Drawbacks You Should Know Before Using Sod In Your Lawn

Do you have a larger portion of your yard that needs new grass and want the simplest option(s) to get a new lawn in place? Perhaps you're hosting a family gathering in a few weeks and don't want to have a bare yard. Sod can be the solution because it offers a virtually instant appearance. However, there are a few drawbacks to using sod in your yard instead of grass seed or hydroseeding, such as the significantly higher cost of sod and the need for proper installation with less room for error.

Seeding and hydroseeding a lawn allows for the development of individual grass seeds, one blade at a time. Such methods take time and also require careful planning and watering over the coming weeks. Sod, meanwhile, which is typically sold in rolls of pre-grown grass and an inch or two of soil, seems ready to place and go once you get it home. While sod certainly works well for creating an instant lawn, one drawback is that without proper care, it'll fail; and if it does, it often means a much higher cost to replace it than if you were to start your lawn with grass seed.

Comparative cost is one drawback to sod

The biggest drawback of using sod to start and grow a lawn is the cost, which can range from $1 to $2 per square foot, and sometimes as much as $3.50 per square foot. If you're installing a new lawn, that could be around $2,000 to remove the existing material, prepare the soil, and install the new sod. Typically, sod installation is done by a professional to ensure it goes well, but you can reduce the cost you'll pay if you install it yourself.

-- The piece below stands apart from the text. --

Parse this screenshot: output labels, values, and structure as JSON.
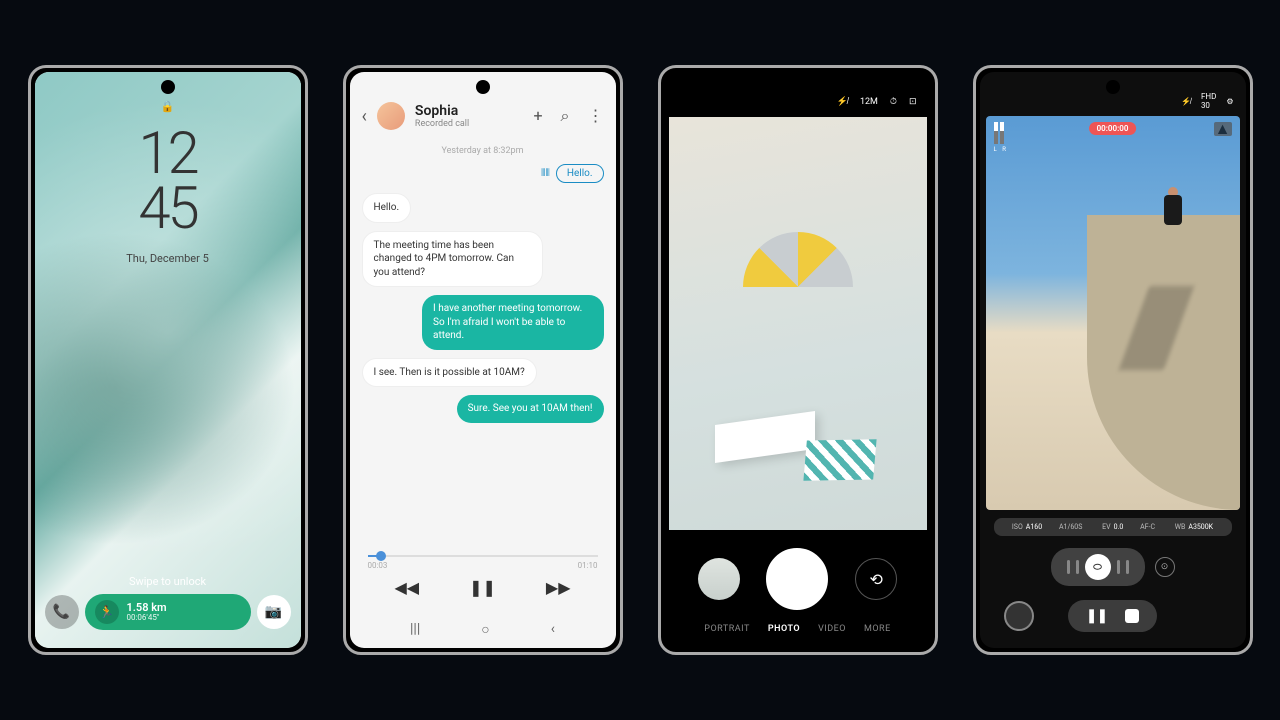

There are a few other ways to lower your costs, though, including choosing materials carefully. For example, if you select a higher-end, specific species of grass, you'll spend more. Alternatively, you could choose instead a classic blend of grasses that do well in your area. Being less picky when it comes to sod keeps more money in your pocket.

Further, while you may be able to purchase sod from a garden center, try to find wholesalers in the area that sell to the public instead, as they'll charge a fraction of the cost most often. You can also ask a lawn-care company to purchase the sod for you and allow you to install it. If you don't have to sod the entire yard, also inquire about the availability of ruminants, which are smaller pieces of sod that you can use to fill in open gaps, often at a lower price point than large rolls of sod.

The drawback (and potential savings) of pro installation

As said, another drawback to installing sod in your yard is that it could mean paying for professional installation. When it comes to sod, you'll want to avoid (at all costs) your new sod failing to grow. Because of this risk of failure, working with a professional who can guarantee their work can potentially save you money in the end.

With this said, laying sod is a DIY project you could take on yourself. If you do, just be sure you're well aware of the steps to properly installing sod in a yard. For one, you'll want to start to plan your project well ahead of installation day.

No matter which way you go, though — professional or DIY — once the sod is installed in your yard, it's vital you keep your new sod lawn well-watered. The first two and a half months or so are the most important; this is when the roots will set. During this time, regular watering (twice a day) is what you'll need to provide to give your new sod lawn its best chance to thrive.